Lawrence is a CEHG postdoctoral fellow in the lab of Noah Rosenberg. He is a graduate of Carleton College (BA, Physics), the University of Chicago (MS, Biophysical Sciences & Computer Science) and UCSF (PhD, Bioinformatics). His research focuses on modeling and simulating evolutionary processes and using the results of simulations to make inferences about how evolution has shaped patterns of genetic and phenotypic variation in natural populations.
This content has been transcribed from an interview that took place on Stanford campus Wednesday, October 14, 2015 with CEHG’s Director of Programs, Cody Montana Sam and Communications Manager, Katie M. Kanagawa. Special thanks to Sharon Greenblum, a postdoc in the Petrov lab, for her help with editing this post.
Can you tell us a bit about your professional background and where you came from?
I’m just starting my postdoc in the Rosenberg lab. I’m a population geneticist. I’ve been doing genetics research for about five or six years now. I got my start as a scientific programmer in Carole Ober’s lab at the University of Chicago, thinking that I would eventually make the jump to software development at a tech company. I wound up becoming completely fascinated with genetics, so I applied instead to graduate school and did my Ph.D. at UCSF on human population genetics. I finished up there in December.
What drew you to population genetics?
I think there are a lot of really fun computational problems in genetics. It’s very challenging to reduce genetic data to summary statistics that provide complete information about evolutionary processes or the relationship between evolutionary processes and interesting traits like hereditary diseases. Because the field is so rich and exploding now with a lot of data, it seemed like a good time to become a geneticist.
Since you started in genetics, have you seen much change in the field?
Yes. When I started as a programmer, it was in the fairly early days of high-throughput sequencing studies. Genotyping had been around for a long time, as well as more traditional sequencing; scientists had gotten very used to those technologies and more or less knew what to do with them, but next-generation sequencing provided new challenges for both data interpretation and data storage. One of my first projects was an exome sequencing study of a small number of individuals. Now, there are sequences for thousands and thousands of people and lots of publically available data. I think the number of open research problems that can potentially be addressed using these datasets seems to have completely exploded. So it has changed quite a bit (laughs).
How would you summarize your research interests?
My interests are mostly on the theory side of population genetics, and trying to test theoretical predictions in novel ways with DNA sequence data. I’m interested in how to efficiently simulate model-based processes like natural selection and demography, and how we can use genetic and phenotypic variation to get some insight into how evolutionary processes work.
Have you had people you looked up to on the path to your postdoc?
When I was in Chicago, I worked with Carole Ober, a geneticist, and also with Dan Nicolae, a statistician;. they were both instrumental mentors for me early on. They reinvigorated my interest in science and introduced me to a new field that I didn’t really know a lot about. They’ve also been really supportive of my career since then—they’ve written a lot of letters for me over the years (laughs).
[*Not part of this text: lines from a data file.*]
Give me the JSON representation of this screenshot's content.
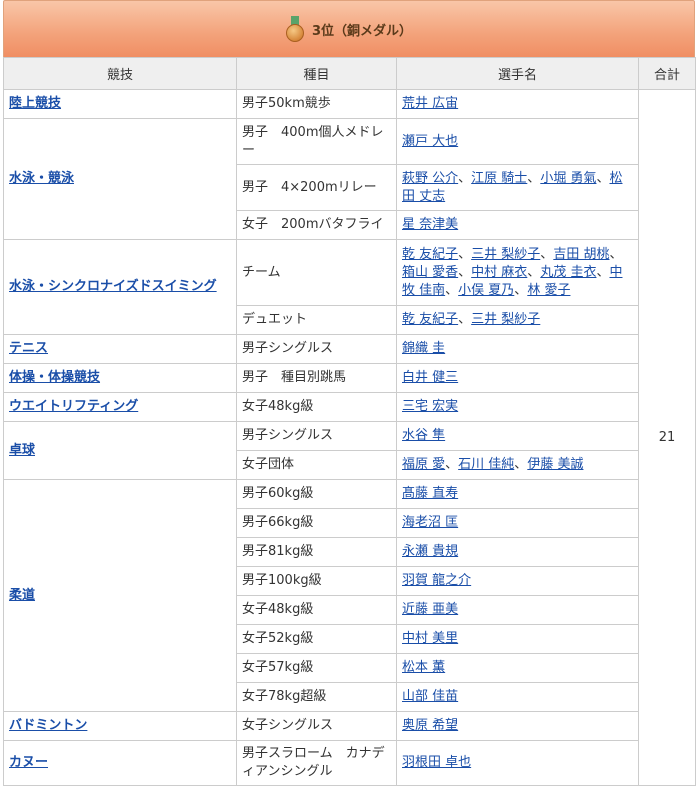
{
  "header": {
    "title": "3位（銅メダル）",
    "medal_icon": "bronze-medal-icon",
    "colors": {
      "bar_top": "#f9c6a8",
      "bar_bottom": "#f08e63",
      "link": "#1a4ea8"
    }
  },
  "table": {
    "headers": {
      "sport": "競技",
      "event": "種目",
      "athletes": "選手名",
      "total": "合計"
    },
    "total": "21",
    "sports": [
      {
        "name": "陸上競技",
        "events": [
          {
            "event": "男子50km競歩",
            "athletes": [
              "荒井 広宙"
            ]
          }
        ]
      },
      {
        "name": "水泳・競泳",
        "events": [
          {
            "event": "男子　400m個人メドレー",
            "athletes": [
              "瀬戸 大也"
            ]
          },
          {
            "event": "男子　4×200mリレー",
            "athletes": [
              "萩野 公介",
              "江原 騎士",
              "小堀 勇氣",
              "松田 丈志"
            ]
          },
          {
            "event": "女子　200mバタフライ",
            "athletes": [
              "星 奈津美"
            ]
          }
        ]
      },
      {
        "name": "水泳・シンクロナイズドスイミング",
        "events": [
          {
            "event": "チーム",
            "athletes": [
              "乾 友紀子",
              "三井 梨紗子",
              "吉田 胡桃",
              "箱山 愛香",
              "中村 麻衣",
              "丸茂 圭衣",
              "中牧 佳南",
              "小俣 夏乃",
              "林 愛子"
            ]
          },
          {
            "event": "デュエット",
            "athletes": [
              "乾 友紀子",
              "三井 梨紗子"
            ]
          }
        ]
      },
      {
        "name": "テニス",
        "events": [
          {
            "event": "男子シングルス",
            "athletes": [
              "錦織 圭"
            ]
          }
        ]
      },
      {
        "name": "体操・体操競技",
        "events": [
          {
            "event": "男子　種目別跳馬",
            "athletes": [
              "白井 健三"
            ]
          }
        ]
      },
      {
        "name": "ウエイトリフティング",
        "events": [
          {
            "event": "女子48kg級",
            "athletes": [
              "三宅 宏実"
            ]
          }
        ]
      },
      {
        "name": "卓球",
        "events": [
          {
            "event": "男子シングルス",
            "athletes": [
              "水谷 隼"
            ]
          },
          {
            "event": "女子団体",
            "athletes": [
              "福原 愛",
              "石川 佳純",
              "伊藤 美誠"
            ]
          }
        ]
      },
      {
        "name": "柔道",
        "events": [
          {
            "event": "男子60kg級",
            "athletes": [
              "髙藤 直寿"
            ]
          },
          {
            "event": "男子66kg級",
            "athletes": [
              "海老沼 匡"
            ]
          },
          {
            "event": "男子81kg級",
            "athletes": [
              "永瀬 貴規"
            ]
          },
          {
            "event": "男子100kg級",
            "athletes": [
              "羽賀 龍之介"
            ]
          },
          {
            "event": "女子48kg級",
            "athletes": [
              "近藤 亜美"
            ]
          },
          {
            "event": "女子52kg級",
            "athletes": [
              "中村 美里"
            ]
          },
          {
            "event": "女子57kg級",
            "athletes": [
              "松本 薫"
            ]
          },
          {
            "event": "女子78kg超級",
            "athletes": [
              "山部 佳苗"
            ]
          }
        ]
      },
      {
        "name": "バドミントン",
        "events": [
          {
            "event": "女子シングルス",
            "athletes": [
              "奥原 希望"
            ]
          }
        ]
      },
      {
        "name": "カヌー",
        "events": [
          {
            "event": "男子スラローム　カナディアンシングル",
            "athletes": [
              "羽根田 卓也"
            ]
          }
        ]
      }
    ]
  }
}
My Ph.D. mentor was Ryan Hernandez. Ryan’s been really instrumental for my career and training. I had this interest in simulations going way back; when I was an undergraduate, I was a Physics major and I did a lot of simple stochastic simulations. I had tabled that interest for a long time, and luckily,Ryan is one of the foremost experts in population genetics simulation, so getting to work in his lab and pick his brain on these things was really fun. He’s both intellectually stimulating and incredibly supportive, a really good mentor.
Noah Rosenberg is also a fantastic mentor. I started a few months ago and he’s already been really great. It’s really fun to see the different processes that scientists work by. Noah is an exceptionally rigorous thinker, which I really admire.
What lessons would you like to share with other trainees? Are there skills you would recommend they develop?
For Ph.D. students, it’s great for their first project to be something novel but also manageable. Noah seems to have a special talent for finding this balance.
Being able to get a quick first-author project completed early in the PhD allows students to build rigorous research skills and confidence, and gives them the freedom to dream big and take risks in their subsequent projects.
What are your plans for the future?
Ultimately, I want a career that strikes a balance between teaching and research. I went to Carlton College, which is a small liberal arts college. I would love to be somewhere like that, or maybe a teaching-focused state university, somewhere with a strong teaching emphasis and an undergraduate-focused research component too. Many of my most productive summers have been when I’m working with a high-school or college student. Just interacting with them teaches me a lot and gets me to think a little deeper about how to explain and extend my work. Teaching is also really fun-simply presenting ideas (they don’t have to be mine) and having students turn them over, dissect them, and ask questions about them is so rewarding.